Hipostil  (Fr. hypostyle; Ing. hypostyle; Alm Saulensaal):
Genel olarak tavanı sütunlara dayanan salon, çok sütünlu yapı. Yunancada hipo = alt; stulos = sütun sözcüklerinden yapılmış sütünlar altı anlamındadır. Hipostil tavanı sütunlar üzerine tutturulmuş büyük salonlardır.
Hisar
Kentlerin uygun yerlerinde yapılan surlar ve kulelerle çevrili kalelere verilen isimdir.

Hiyeroglif
İnsan ve eşyaların basitleştirilip sembolize edilmiş biçimlerinden çıkmış bir Mısır yazısı olup 1827 yılında hatasız olarak Champollion tarafından okunmuştur.
Hol
Os. avlu ve taşlık anlamına gelir.

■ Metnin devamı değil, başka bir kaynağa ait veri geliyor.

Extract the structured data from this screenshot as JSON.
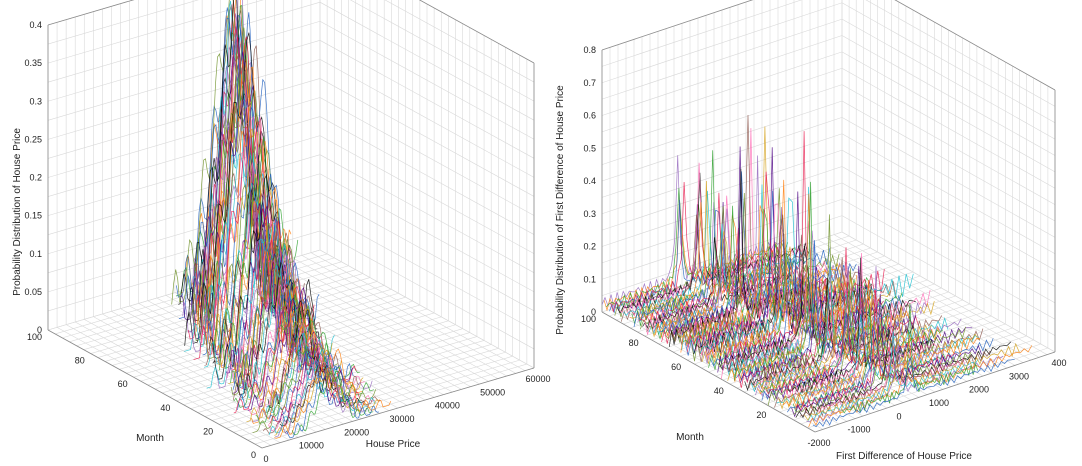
{
  "chart_data": [
    {
      "type": "line",
      "projection": "3d-waterfall",
      "xlabel": "House Price",
      "ylabel": "Month",
      "zlabel": "Probability Distribution of House Price",
      "xlim": [
        0,
        60000
      ],
      "ylim": [
        0,
        100
      ],
      "zlim": [
        0,
        0.4
      ],
      "xticks": [
        "0",
        "10000",
        "20000",
        "30000",
        "40000",
        "50000",
        "60000"
      ],
      "yticks": [
        "0",
        "20",
        "40",
        "60",
        "80",
        "100"
      ],
      "zticks": [
        "0",
        "0.05",
        "0.1",
        "0.15",
        "0.2",
        "0.25",
        "0.3",
        "0.35",
        "0.4"
      ],
      "grid": true,
      "series_count": 100,
      "trend": {
        "month": [
          1,
          10,
          20,
          30,
          40,
          50,
          60,
          70,
          80,
          90,
          100
        ],
        "peak_price": [
          16000,
          17000,
          18500,
          20000,
          22000,
          24000,
          27000,
          30000,
          33000,
          37000,
          41000
        ],
        "peak_density": [
          0.07,
          0.08,
          0.1,
          0.14,
          0.18,
          0.22,
          0.26,
          0.3,
          0.31,
          0.3,
          0.28
        ]
      }
    },
    {
      "type": "line",
      "projection": "3d-waterfall",
      "xlabel": "First Difference of House Price",
      "ylabel": "Month",
      "zlabel": "Probability Distribution of First Difference of House Price",
      "xlim": [
        -2000,
        4000
      ],
      "ylim": [
        0,
        100
      ],
      "zlim": [
        0,
        0.8
      ],
      "xticks": [
        "-2000",
        "-1000",
        "0",
        "1000",
        "2000",
        "3000",
        "400"
      ],
      "yticks": [
        "20",
        "40",
        "60",
        "80",
        "100"
      ],
      "zticks": [
        "0",
        "0.1",
        "0.2",
        "0.3",
        "0.4",
        "0.5",
        "0.6",
        "0.7",
        "0.8"
      ],
      "grid": true,
      "series_count": 100,
      "trend": {
        "month": [
          1,
          10,
          20,
          30,
          40,
          50,
          60,
          70,
          80,
          90,
          100
        ],
        "peak_diff": [
          300,
          250,
          200,
          150,
          100,
          100,
          50,
          0,
          0,
          -50,
          -100
        ],
        "peak_density": [
          0.22,
          0.26,
          0.3,
          0.35,
          0.42,
          0.5,
          0.58,
          0.45,
          0.38,
          0.32,
          0.3
        ]
      }
    }
  ],
  "palette": [
    "#e6194b",
    "#1f5fbf",
    "#2ca02c",
    "#ff7f0e",
    "#9467bd",
    "#d4a017",
    "#17becf",
    "#8c564b",
    "#ff69b4",
    "#000000",
    "#6b8e23",
    "#4b0082"
  ]
}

Fransızca hol sözcüğünden dilimize geçmiştir.
Horasan
Bir çeşit harçtır. inşaat için pişmiş kiremit ve tuğlalar dövülerek toz haline getirilir. Kireç ve su ile karıştırılarak h. yapılır. Sağlam bir inşaat malzemesidir. Eskiden büyük yapıların ve kalelerin yapımında kullanılırdı.
Horus
Eski Mısırlılarda kartal başlı olarak tasvir edilmiş bir tanrıdır.
Hücre
Mimaride çeşitli biçimleri olan öğedir. 1. küçük adalara, 2. eski Türk mimarisinde kapı yanlarında duvara açılan kapaksız gözlere, 3. Batı mimarisinde duvarlara oyulmuş içine heykel konulan nişlere denilir.
Höyük
Eski kentlerin yıkılması ile teşekkül etmiş olan tepelere denir. Bu tepelere araplar “tel” ya da “töl” derler ki Mezopotamya’da bugün Tel-halaf bunlardan biridir.
Hun Sanatı

Hüner 
Becerik. Sanatta sanatçının el alışkanlığını ifade eder. Sanat bir h. değildir. Bu bakımdan h.sanat için bir meziyet sayılmaz. H.’li olanlara virtüyoz da denilir.
Hünkar mahfili (Fr. tribune impérial, moksourah; Arap. maksürah):
Osmanlı camilerinde padişahın namaz kılmasına ayrılmış, cami zemininden yüksekte, ayrı kapısı ve merdiveni olan yer.